Two-thirds of manufacturers plan to increase their investments in technology. Menaker said where companies have straightforward decisions about machinery that can increase throughput and quality, investment decisions are easier to make. But when it comes to making decisions around the Internet of Things and data analytics, he said, manufacturers may find that a “much harder decision to both rationalize and implement.”
Menaker said large manufacturers have the skill and resources to make decisions about new technologies but at the smaller end of the scale, companies may be less certain about how to proceed and face proportionately larger investment decisions. That is reflected in RSM findings, where 54% have yet to implement IoT and 64% are not using additive manufacturing. However, 62% are using eCRM in their facilities.
Manufacturers also continue to put a high priority on improving their operations. Almost half of the executives surveyed by RSM said they would be investing in process improvements.
How do manufacturers expect to grow in the next year? The two leading ways, executives told RSM, will be through introducing new products and expanding in domestic markets. The next top three avenues were: enter new domestic markets, expand their presence in existing international markets and improve existing products.
Public policy will play an important role in how middle market manufacturers approach investment. Menaker, a member of the National Association of Manufacturers’ board of directors, said at the most recent board meeting, there was widespread belief that more certainty about tax reform would help manufacturers make decisions about investments that have been on hold because of continuing inaction on tax policy.

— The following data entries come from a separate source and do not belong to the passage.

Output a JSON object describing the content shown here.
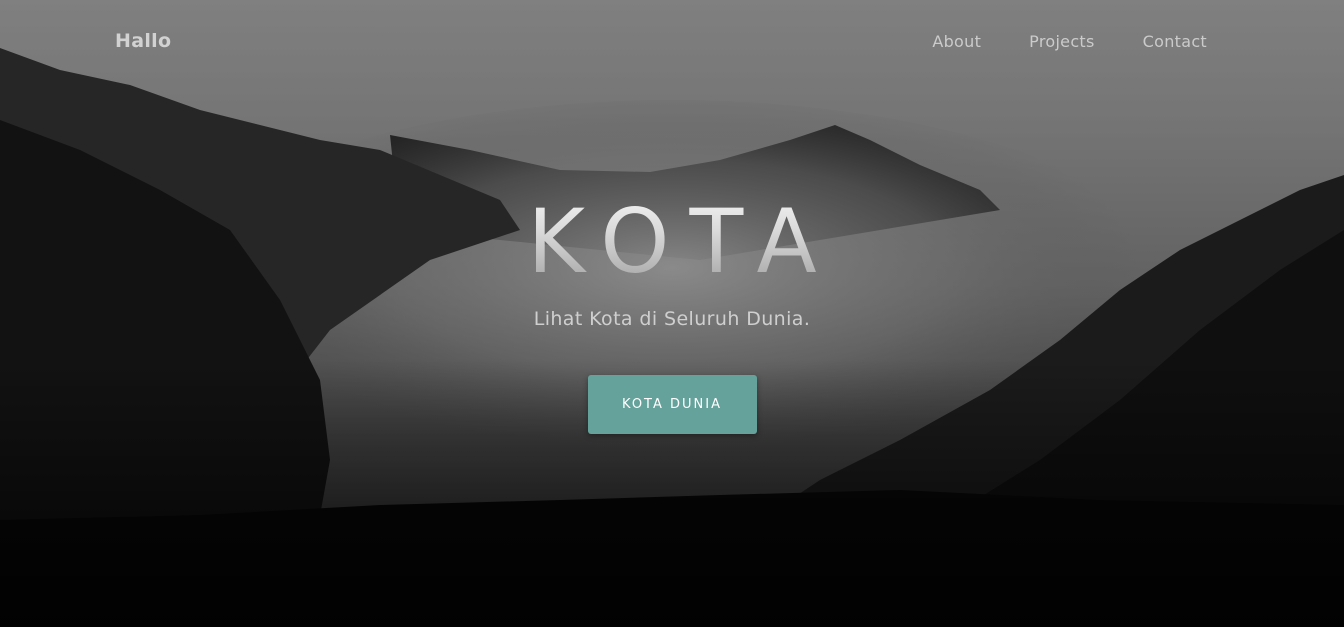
{
  "nav": {
    "brand": "Hallo",
    "links": [
      "About",
      "Projects",
      "Contact"
    ]
  },
  "hero": {
    "title": "KOTA",
    "subtitle": "Lihat Kota di Seluruh Dunia.",
    "cta_label": "KOTA DUNIA"
  },
  "colors": {
    "accent": "#64a29b",
    "nav_text": "#cbcbcb",
    "background_top": "#8a8a8a",
    "background_bottom": "#0c0c0c"
  }
}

Menaker said other policy decisions by the Trump team were contributing to manufacturers’ confidence. He cited efforts to scale back environmental regulations and to rein in the National Labor Relations Board and its union-friendly decisions from the Obama administration.
While manufacturing hiring is rising, Menaker agrees with most observers that manufacturing is becoming more automated and it is unlikely that there will be a massive increase in U.S. employment. However, he noted that if manufacturers could just find employees to fill the existing open positions, it would provide “a nice bump in manufacturing employment.”